Revoke a user's consent and offline tokens for a specific client, removing authorized access in Keycloak.

Instructions

Revoke consent and offline tokens for a particular client from a user.

Input Schema

TableJSON Schema
NameRequiredDescriptionDefault
realmYesRealm name
user_idYesUser ID
client_idYesClient ID
Behavior2/5

Does the description disclose side effects, auth requirements, rate limits, or destructive behavior?

With no annotations, the description carries full disclosure burden. It states the action but omits behavioral details like permission requirements, side effects (e.g., user must re-consent), or success criteria. The agent cannot infer safety or implications.

Agents need to know what a tool does to the world before calling it. Descriptions should go beyond structured annotations to explain consequences.

Conciseness4/5

Is the description appropriately sized, front-loaded, and free of redundancy?

The description is a single concise sentence with no waste. It is adequately brief, though it could be structured with bullet points for clarity. Minor improvement possible.

Shorter descriptions cost fewer tokens and are easier for agents to parse. Every sentence should earn its place.

Completeness2/5

Given the tool's complexity, does the description cover enough for an agent to succeed on first attempt?

No output schema exists, yet the description fails to explain success/error behavior or the impact on user sessions. It does not mention reversibility or confirmation requirements, leaving the tool under-specified for an agent.

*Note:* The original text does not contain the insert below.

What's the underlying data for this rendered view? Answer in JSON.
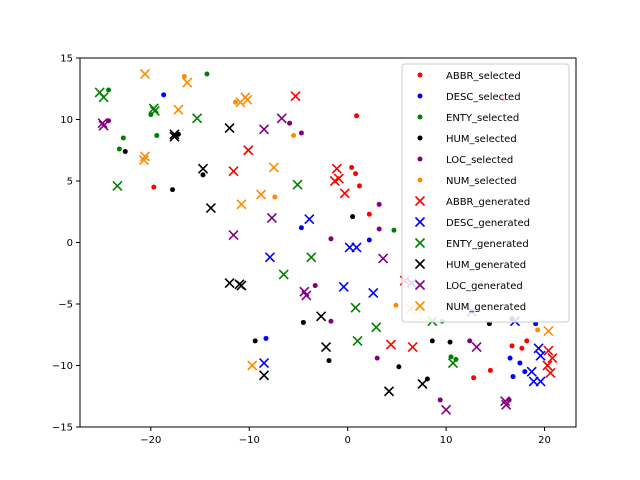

Complex tools with many parameters or behaviors need more documentation. Simple tools need less. This dimension scales expectations accordingly.

Parameters3/5

Does the description clarify parameter syntax, constraints, interactions, or defaults beyond what the schema provides?

Schema coverage is 100% with descriptions for all three parameters. The description adds no extra meaning beyond 'particular client' and 'user', repeating schema info. Baseline 3 applies as schema does the heavy lifting.

Input schemas describe structure but not intent. Descriptions should explain non-obvious parameter relationships and valid value ranges.

Purpose5/5

Does the description clearly state what the tool does and how it differs from similar tools?

The description uses a specific verb ('revoke') and clearly identifies the resource ('consent and offline tokens') and scope ('for a particular client from a user'). It directly aligns with the tool name and distinguishes from sibling tools like list_user_consents.

Agents choose between tools based on descriptions. A clear purpose with a specific verb and resource helps agents select the right tool.

Usage Guidelines2/5

Does the description explain when to use this tool, when not to, or what alternatives exist?

The description provides no guidance on when to use this tool versus alternatives (e.g., list_user_consents for viewing consents). It lacks prerequisites, exclusions, or context about typical scenarios.

Agents often have multiple tools that could apply. Explicit usage guidance like "use X instead of Y when Z" prevents misuse.